Those who live in Nevada or anywhere else may no longer have a close relationship with a child or other family member. In some cases, an individual may want to exclude that family member from an estate plan. If it becomes necessary to fully or partially disinherit someone, it is generally better to do so with a living trust. This is because a trust is harder to challenge than a will.
In most cases, only a beneficiary can challenge a trust. Almost any interested party can challenge a will by claiming that the person who created it did so under duress. Furthermore, the trust is a private document while the details of a will are made available to the public. Since the will can be seen by anybody, a family member who has been disinherited may challenge it to save face.

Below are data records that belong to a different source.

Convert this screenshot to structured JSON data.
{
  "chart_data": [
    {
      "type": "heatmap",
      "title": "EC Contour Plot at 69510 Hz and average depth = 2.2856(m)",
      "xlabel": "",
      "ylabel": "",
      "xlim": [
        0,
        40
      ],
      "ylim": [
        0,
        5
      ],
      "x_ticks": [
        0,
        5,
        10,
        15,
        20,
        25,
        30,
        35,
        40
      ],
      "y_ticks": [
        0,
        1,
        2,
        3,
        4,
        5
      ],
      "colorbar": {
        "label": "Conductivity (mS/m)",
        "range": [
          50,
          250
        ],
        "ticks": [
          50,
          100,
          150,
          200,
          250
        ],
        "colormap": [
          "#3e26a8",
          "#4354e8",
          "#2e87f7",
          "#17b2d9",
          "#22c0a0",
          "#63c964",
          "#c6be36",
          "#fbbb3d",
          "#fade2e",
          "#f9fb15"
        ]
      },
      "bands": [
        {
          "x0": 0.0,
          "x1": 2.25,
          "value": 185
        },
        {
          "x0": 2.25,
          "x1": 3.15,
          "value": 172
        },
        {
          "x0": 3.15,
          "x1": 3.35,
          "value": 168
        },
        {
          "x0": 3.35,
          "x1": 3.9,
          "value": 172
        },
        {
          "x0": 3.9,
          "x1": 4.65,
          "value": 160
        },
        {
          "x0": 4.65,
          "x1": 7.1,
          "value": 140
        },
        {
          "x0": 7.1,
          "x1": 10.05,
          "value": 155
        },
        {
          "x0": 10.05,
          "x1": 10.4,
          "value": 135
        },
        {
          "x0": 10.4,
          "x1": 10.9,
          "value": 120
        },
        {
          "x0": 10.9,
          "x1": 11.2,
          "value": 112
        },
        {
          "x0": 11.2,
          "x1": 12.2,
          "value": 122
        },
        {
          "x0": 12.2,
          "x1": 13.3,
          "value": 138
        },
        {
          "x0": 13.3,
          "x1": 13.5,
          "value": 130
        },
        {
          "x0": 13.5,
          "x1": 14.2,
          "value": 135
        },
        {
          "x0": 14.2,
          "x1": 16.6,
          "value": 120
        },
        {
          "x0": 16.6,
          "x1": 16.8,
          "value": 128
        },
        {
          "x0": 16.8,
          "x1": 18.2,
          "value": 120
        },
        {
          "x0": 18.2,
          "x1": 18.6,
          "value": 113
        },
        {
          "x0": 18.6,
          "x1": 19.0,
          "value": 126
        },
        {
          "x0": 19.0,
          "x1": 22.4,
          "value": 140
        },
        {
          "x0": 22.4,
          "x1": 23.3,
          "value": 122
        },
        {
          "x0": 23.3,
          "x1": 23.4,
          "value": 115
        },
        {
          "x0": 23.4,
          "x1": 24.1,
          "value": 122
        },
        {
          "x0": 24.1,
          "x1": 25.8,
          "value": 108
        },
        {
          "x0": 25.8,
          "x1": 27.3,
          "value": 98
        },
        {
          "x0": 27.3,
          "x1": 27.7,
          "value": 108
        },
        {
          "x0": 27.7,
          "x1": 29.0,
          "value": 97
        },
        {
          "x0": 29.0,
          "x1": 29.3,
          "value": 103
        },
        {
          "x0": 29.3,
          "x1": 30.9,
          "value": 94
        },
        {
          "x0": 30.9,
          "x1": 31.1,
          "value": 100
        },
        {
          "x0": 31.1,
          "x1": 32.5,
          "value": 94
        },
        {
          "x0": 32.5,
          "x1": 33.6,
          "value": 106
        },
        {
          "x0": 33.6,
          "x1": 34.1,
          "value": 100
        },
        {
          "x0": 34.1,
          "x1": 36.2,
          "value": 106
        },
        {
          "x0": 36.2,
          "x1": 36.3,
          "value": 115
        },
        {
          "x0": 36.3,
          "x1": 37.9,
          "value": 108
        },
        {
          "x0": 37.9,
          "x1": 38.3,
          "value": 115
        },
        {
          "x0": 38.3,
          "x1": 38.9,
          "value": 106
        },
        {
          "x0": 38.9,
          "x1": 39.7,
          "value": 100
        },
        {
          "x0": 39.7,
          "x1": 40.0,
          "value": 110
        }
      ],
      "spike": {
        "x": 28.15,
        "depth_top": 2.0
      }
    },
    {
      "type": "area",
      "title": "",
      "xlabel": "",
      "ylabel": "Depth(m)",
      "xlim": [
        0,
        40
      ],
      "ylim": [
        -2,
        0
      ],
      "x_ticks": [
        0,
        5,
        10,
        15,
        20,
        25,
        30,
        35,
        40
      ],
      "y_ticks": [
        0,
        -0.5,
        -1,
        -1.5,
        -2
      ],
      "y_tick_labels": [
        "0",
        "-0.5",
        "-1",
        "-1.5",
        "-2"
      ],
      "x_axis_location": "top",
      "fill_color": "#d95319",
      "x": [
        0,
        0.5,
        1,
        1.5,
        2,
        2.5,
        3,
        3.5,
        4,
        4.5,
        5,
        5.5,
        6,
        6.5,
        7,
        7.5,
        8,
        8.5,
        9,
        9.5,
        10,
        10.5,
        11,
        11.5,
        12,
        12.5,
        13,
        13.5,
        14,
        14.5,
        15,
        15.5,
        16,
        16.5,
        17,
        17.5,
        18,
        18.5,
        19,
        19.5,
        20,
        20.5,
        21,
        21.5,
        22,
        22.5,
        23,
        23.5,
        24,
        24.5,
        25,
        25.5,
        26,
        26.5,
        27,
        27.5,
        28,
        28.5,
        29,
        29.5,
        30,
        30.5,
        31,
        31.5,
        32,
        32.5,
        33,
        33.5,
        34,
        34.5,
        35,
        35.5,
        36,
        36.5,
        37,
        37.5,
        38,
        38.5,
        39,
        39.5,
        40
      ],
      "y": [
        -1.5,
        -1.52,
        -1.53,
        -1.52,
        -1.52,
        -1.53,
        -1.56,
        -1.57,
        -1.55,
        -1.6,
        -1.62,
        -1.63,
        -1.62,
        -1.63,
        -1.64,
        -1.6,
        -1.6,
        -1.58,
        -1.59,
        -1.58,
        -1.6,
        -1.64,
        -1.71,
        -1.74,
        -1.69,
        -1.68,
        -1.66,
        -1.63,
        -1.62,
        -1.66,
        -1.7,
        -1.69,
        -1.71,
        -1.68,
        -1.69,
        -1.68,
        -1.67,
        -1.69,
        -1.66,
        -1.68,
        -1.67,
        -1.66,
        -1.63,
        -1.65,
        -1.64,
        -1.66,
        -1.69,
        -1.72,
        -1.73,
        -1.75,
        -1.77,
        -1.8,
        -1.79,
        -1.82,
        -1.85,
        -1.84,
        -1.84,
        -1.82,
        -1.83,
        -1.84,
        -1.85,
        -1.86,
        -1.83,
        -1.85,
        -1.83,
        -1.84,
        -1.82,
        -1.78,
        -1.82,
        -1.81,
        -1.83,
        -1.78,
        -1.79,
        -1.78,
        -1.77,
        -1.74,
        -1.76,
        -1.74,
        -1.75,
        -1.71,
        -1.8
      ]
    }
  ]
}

Usually, a trust is created years or decades before a person’s death, which means that the creator is generally of sound mind. It is also likely that a trust has been properly funded and used to pay bills or take care of other needs. Ultimately, it could undermine any argument that its creator was mentally incapacitated or otherwise didn’t understand how the document was structured. Those who don’t want to create a trust can use beneficiary designations to disinherit a relative.
Creating a will may be an effective way to transfer assets after passing. However, relying solely on a will may be problematic for those who want to disinherit someone. It is also important to know that the terms of a will don’t take effect until a person passes. Therefore, it might not be helpful to someone who is alive but incapacitated. An attorney may help an individual craft an adequate estate plan.